I've encountered a problem that needs to be solved by solving the following algebraic equation
$$\mathbf{Y}^\mathsf{T}\mathbf{Q}\mathbf{Y}=\mathbf{X}^\mathsf{T}\mathbf{Q}^\mathsf{-1}\mathbf{X}$$
where $Q$ is a $4 \times 4$ symmetric matrix to be solved. $X$ and $Y$ are both known $4 \times 1$ vectors. There are enough $X$ and $Y$ inputs so that I think a nonlinear least-squares solution must be existed. However, I can not figure it out by myself. Hope you could provide me with some clues.
I think you can use $\operatorname{vec}$ operator for constructing a least squares problem. But I'm not sure it would produce a consistent answer.

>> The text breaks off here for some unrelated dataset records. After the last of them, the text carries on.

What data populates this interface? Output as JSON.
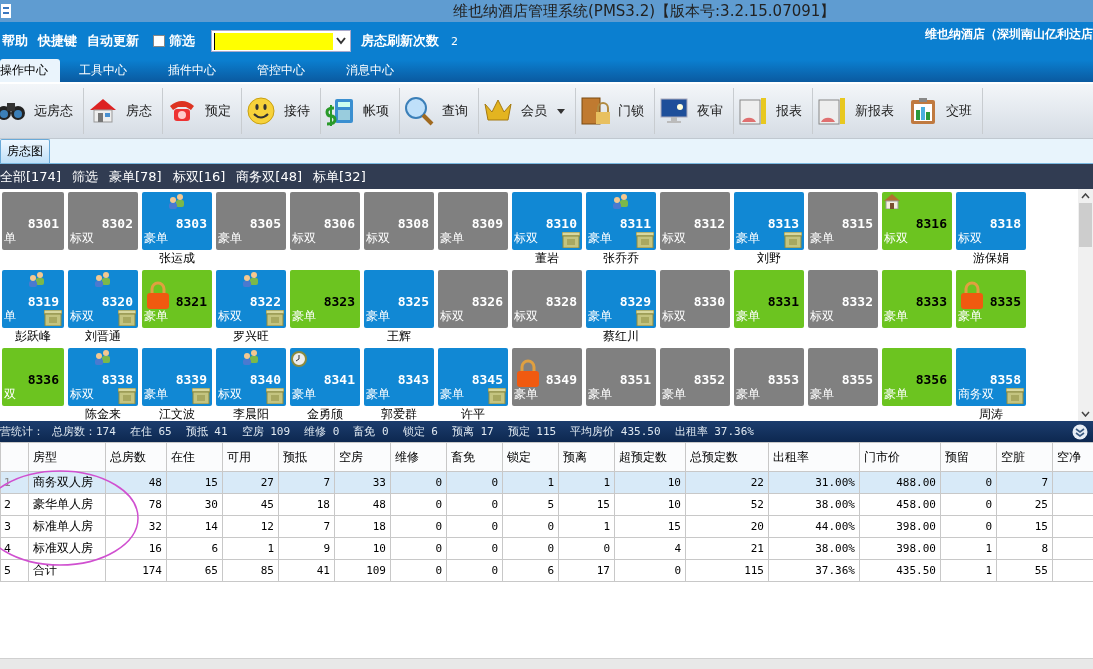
{
  "window": {
    "title": "维也纳酒店管理系统(PMS3.2)【版本号:3.2.15.07091】"
  },
  "menu_bar": {
    "items": [
      "帮助",
      "快捷键",
      "自动更新"
    ],
    "filter_checkbox": {
      "label": "筛选",
      "checked": false
    },
    "refresh_label": "房态刷新次数",
    "refresh_count": "2",
    "hotel_name": "维也纳酒店（深圳南山亿利达店"
  },
  "tabs": [
    {
      "label": "操作中心",
      "selected": true
    },
    {
      "label": "工具中心",
      "selected": false
    },
    {
      "label": "插件中心",
      "selected": false
    },
    {
      "label": "管控中心",
      "selected": false
    },
    {
      "label": "消息中心",
      "selected": false
    }
  ],
  "toolbar": [
    {
      "label": "远房态",
      "has_menu": false
    },
    {
      "label": "房态",
      "has_menu": false
    },
    {
      "label": "预定",
      "has_menu": false
    },
    {
      "label": "接待",
      "has_menu": false
    },
    {
      "label": "帐项",
      "has_menu": false
    },
    {
      "label": "查询",
      "has_menu": false
    },
    {
      "label": "会员",
      "has_menu": true
    },
    {
      "label": "门锁",
      "has_menu": false
    },
    {
      "label": "夜审",
      "has_menu": false
    },
    {
      "label": "报表",
      "has_menu": false
    },
    {
      "label": "新报表",
      "has_menu": false
    },
    {
      "label": "交班",
      "has_menu": false
    }
  ],
  "view_tabs": [
    {
      "label": "房态图",
      "selected": true
    }
  ],
  "filter_bar": [
    "全部[174]",
    "筛选",
    "豪单[78]",
    "标双[16]",
    "商务双[48]",
    "标单[32]"
  ],
  "room_rows": [
    [
      {
        "number": "8301",
        "type": "单",
        "color": "#808080"
      },
      {
        "number": "8302",
        "type": "标双",
        "color": "#808080"
      },
      {
        "number": "8303",
        "type": "豪单",
        "color": "#1188d4",
        "guest": "张运成",
        "marks": [
          {
            "kind": "guests"
          }
        ]
      },
      {
        "number": "8305",
        "type": "豪单",
        "color": "#808080"
      },
      {
        "number": "8306",
        "type": "标双",
        "color": "#808080"
      },
      {
        "number": "8308",
        "type": "标双",
        "color": "#808080"
      },
      {
        "number": "8309",
        "type": "豪单",
        "color": "#808080"
      },
      {
        "number": "8310",
        "type": "标双",
        "color": "#1188d4",
        "guest": "董岩",
        "marks": [
          {
            "kind": "bin"
          }
        ]
      },
      {
        "number": "8311",
        "type": "豪单",
        "color": "#1188d4",
        "guest": "张乔乔",
        "marks": [
          {
            "kind": "guests"
          },
          {
            "kind": "bin"
          }
        ]
      },
      {
        "number": "8312",
        "type": "标双",
        "color": "#808080"
      },
      {
        "number": "8313",
        "type": "豪单",
        "color": "#1188d4",
        "guest": "刘野",
        "marks": [
          {
            "kind": "bin"
          }
        ]
      },
      {
        "number": "8315",
        "type": "豪单",
        "color": "#808080"
      },
      {
        "number": "8316",
        "type": "标双",
        "color": "#6cc420",
        "marks": [
          {
            "kind": "house"
          }
        ]
      },
      {
        "number": "8318",
        "type": "标双",
        "color": "#1188d4",
        "guest": "游保娟"
      }
    ],
    [
      {
        "number": "8319",
        "type": "单",
        "color": "#1188d4",
        "guest": "彭跃峰",
        "marks": [
          {
            "kind": "guests"
          },
          {
            "kind": "bin"
          }
        ]
      },
      {
        "number": "8320",
        "type": "标双",
        "color": "#1188d4",
        "guest": "刘晋通",
        "marks": [
          {
            "kind": "guests"
          },
          {
            "kind": "bin"
          }
        ]
      },
      {
        "number": "8321",
        "type": "豪单",
        "color": "#6cc420",
        "marks": [
          {
            "kind": "lock"
          }
        ]
      },
      {
        "number": "8322",
        "type": "标双",
        "color": "#1188d4",
        "guest": "罗兴旺",
        "marks": [
          {
            "kind": "guests"
          },
          {
            "kind": "bin"
          }
        ]
      },
      {
        "number": "8323",
        "type": "豪单",
        "color": "#6cc420"
      },
      {
        "number": "8325",
        "type": "豪单",
        "color": "#1188d4",
        "guest": "王辉"
      },
      {
        "number": "8326",
        "type": "标双",
        "color": "#808080"
      },
      {
        "number": "8328",
        "type": "标双",
        "color": "#808080"
      },
      {
        "number": "8329",
        "type": "豪单",
        "color": "#1188d4",
        "guest": "蔡红川",
        "marks": [
          {
            "kind": "bin"
          }
        ]
      },
      {
        "number": "8330",
        "type": "标双",
        "color": "#808080"
      },
      {
        "number": "8331",
        "type": "豪单",
        "color": "#6cc420"
      },
      {
        "number": "8332",
        "type": "标双",
        "color": "#808080"
      },
      {
        "number": "8333",
        "type": "豪单",
        "color": "#6cc420"
      },
      {
        "number": "8335",
        "type": "豪单",
        "color": "#6cc420",
        "marks": [
          {
            "kind": "lock"
          }
        ]
      }
    ],
    [
      {
        "number": "8336",
        "type": "双",
        "color": "#6cc420"
      },
      {
        "number": "8338",
        "type": "标双",
        "color": "#1188d4",
        "guest": "陈金来",
        "marks": [
          {
            "kind": "guests"
          },
          {
            "kind": "bin"
          }
        ]
      },
      {
        "number": "8339",
        "type": "豪单",
        "color": "#1188d4",
        "guest": "江文波",
        "marks": [
          {
            "kind": "bin"
          }
        ]
      },
      {
        "number": "8340",
        "type": "标双",
        "color": "#1188d4",
        "guest": "李晨阳",
        "marks": [
          {
            "kind": "guests"
          },
          {
            "kind": "bin"
          }
        ]
      },
      {
        "number": "8341",
        "type": "豪单",
        "color": "#1188d4",
        "guest": "金勇颀",
        "marks": [
          {
            "kind": "clock"
          }
        ]
      },
      {
        "number": "8343",
        "type": "豪单",
        "color": "#1188d4",
        "guest": "郭爱群"
      },
      {
        "number": "8345",
        "type": "豪单",
        "color": "#1188d4",
        "guest": "许平",
        "marks": [
          {
            "kind": "bin"
          }
        ]
      },
      {
        "number": "8349",
        "type": "豪单",
        "color": "#808080",
        "marks": [
          {
            "kind": "lock"
          }
        ]
      },
      {
        "number": "8351",
        "type": "豪单",
        "color": "#808080"
      },
      {
        "number": "8352",
        "type": "豪单",
        "color": "#808080"
      },
      {
        "number": "8353",
        "type": "豪单",
        "color": "#808080"
      },
      {
        "number": "8355",
        "type": "豪单",
        "color": "#808080"
      },
      {
        "number": "8356",
        "type": "豪单",
        "color": "#6cc420"
      },
      {
        "number": "8358",
        "type": "商务双",
        "color": "#1188d4",
        "guest": "周涛",
        "marks": [
          {
            "kind": "bin"
          }
        ]
      }
    ]
  ],
  "stats": [
    "营统计：",
    "总房数：174",
    "在住 65",
    "预抵 41",
    "空房 109",
    "维修 0",
    "畜免 0",
    "锁定 6",
    "预离 17",
    "预定 115",
    "平均房价 435.50",
    "出租率 37.36%"
  ],
  "table": {
    "columns": [
      "房型",
      "总房数",
      "在住",
      "可用",
      "预抵",
      "空房",
      "维修",
      "畜免",
      "锁定",
      "预离",
      "超预定数",
      "总预定数",
      "出租率",
      "门市价",
      "预留",
      "空脏",
      "空净"
    ],
    "rows": [
      {
        "number": "1",
        "selected": true,
        "cells": [
          "商务双人房",
          "48",
          "15",
          "27",
          "7",
          "33",
          "0",
          "0",
          "1",
          "1",
          "10",
          "22",
          "31.00%",
          "488.00",
          "0",
          "7"
        ]
      },
      {
        "number": "2",
        "selected": false,
        "cells": [
          "豪华单人房",
          "78",
          "30",
          "45",
          "18",
          "48",
          "0",
          "0",
          "5",
          "15",
          "10",
          "52",
          "38.00%",
          "458.00",
          "0",
          "25"
        ]
      },
      {
        "number": "3",
        "selected": false,
        "cells": [
          "标准单人房",
          "32",
          "14",
          "12",
          "7",
          "18",
          "0",
          "0",
          "0",
          "1",
          "15",
          "20",
          "44.00%",
          "398.00",
          "0",
          "15"
        ]
      },
      {
        "number": "4",
        "selected": false,
        "cells": [
          "标准双人房",
          "16",
          "6",
          "1",
          "9",
          "10",
          "0",
          "0",
          "0",
          "0",
          "4",
          "21",
          "38.00%",
          "398.00",
          "1",
          "8"
        ]
      },
      {
        "number": "5",
        "selected": false,
        "cells": [
          "合计",
          "174",
          "65",
          "85",
          "41",
          "109",
          "0",
          "0",
          "6",
          "17",
          "0",
          "115",
          "37.36%",
          "435.50",
          "1",
          "55"
        ]
      }
    ]
  }
}
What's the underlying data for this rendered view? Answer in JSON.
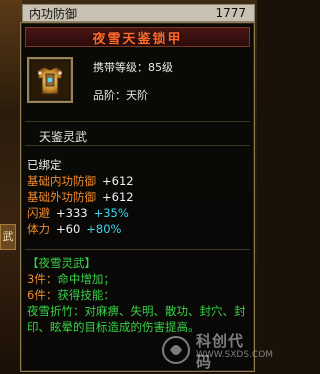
{
  "top_bar": {
    "label": "内功防御",
    "value": "1777"
  },
  "side_tab": {
    "label": "武"
  },
  "tooltip": {
    "title": "夜雪天鉴锁甲",
    "level_label": "携带等级：",
    "level_value": "85级",
    "grade_label": "品阶：",
    "grade_value": "天阶",
    "item_name": "天鉴灵武",
    "bound": "已绑定",
    "stats": [
      {
        "name": "基础内功防御",
        "base": "+612",
        "bonus": ""
      },
      {
        "name": "基础外功防御",
        "base": "+612",
        "bonus": ""
      },
      {
        "name": "闪避",
        "base": "+333",
        "bonus": "+35%"
      },
      {
        "name": "体力",
        "base": "+60",
        "bonus": "+80%"
      }
    ],
    "set": {
      "title": "【夜雪灵武】",
      "piece3_label": "3件：",
      "piece3_effect": "命中增加；",
      "piece6_label": "6件：",
      "piece6_effect": "获得技能：",
      "skill_desc": "夜雪折竹：对麻痹、失明、散功、封穴、封印、眩晕的目标造成的伤害提高。"
    }
  },
  "icons": {
    "item": "armor-icon"
  },
  "watermark": {
    "text": "科创代码",
    "sub": "WWW.SXDS.COM"
  },
  "colors": {
    "title": "#ff6a2a",
    "stat_name": "#f08a2c",
    "bonus": "#38d8f0",
    "set": "#39d24a"
  }
}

$$\begin{align*} \operatorname{vec}(y^TQy) &= \operatorname{vec}(x^TQ^{-1}x) \\ (y^T \otimes y^T) \operatorname{vec}(Q) &= (x^T \otimes x^T) \operatorname{vec}(Q^{-1}) \end{align*}$$
So, you can write this as
$$ \begin{bmatrix}(y_1^T \otimes y_1^T) & -(x_1^T \otimes x_1^T) \\ \vdots & \vdots \\ (y_N^T \otimes y_N^T) & -(x_N^T \otimes x_N^T) \end{bmatrix} \begin{bmatrix} \operatorname{vec}(Q) \\ \operatorname{vec}(Q^{-1}) \end{bmatrix} = 0$$
for $N$ data you have. From this point the problem becomes finding the null space of the known matrix and selecting the set of vectors such that $Q Q^{-1} \approx I$.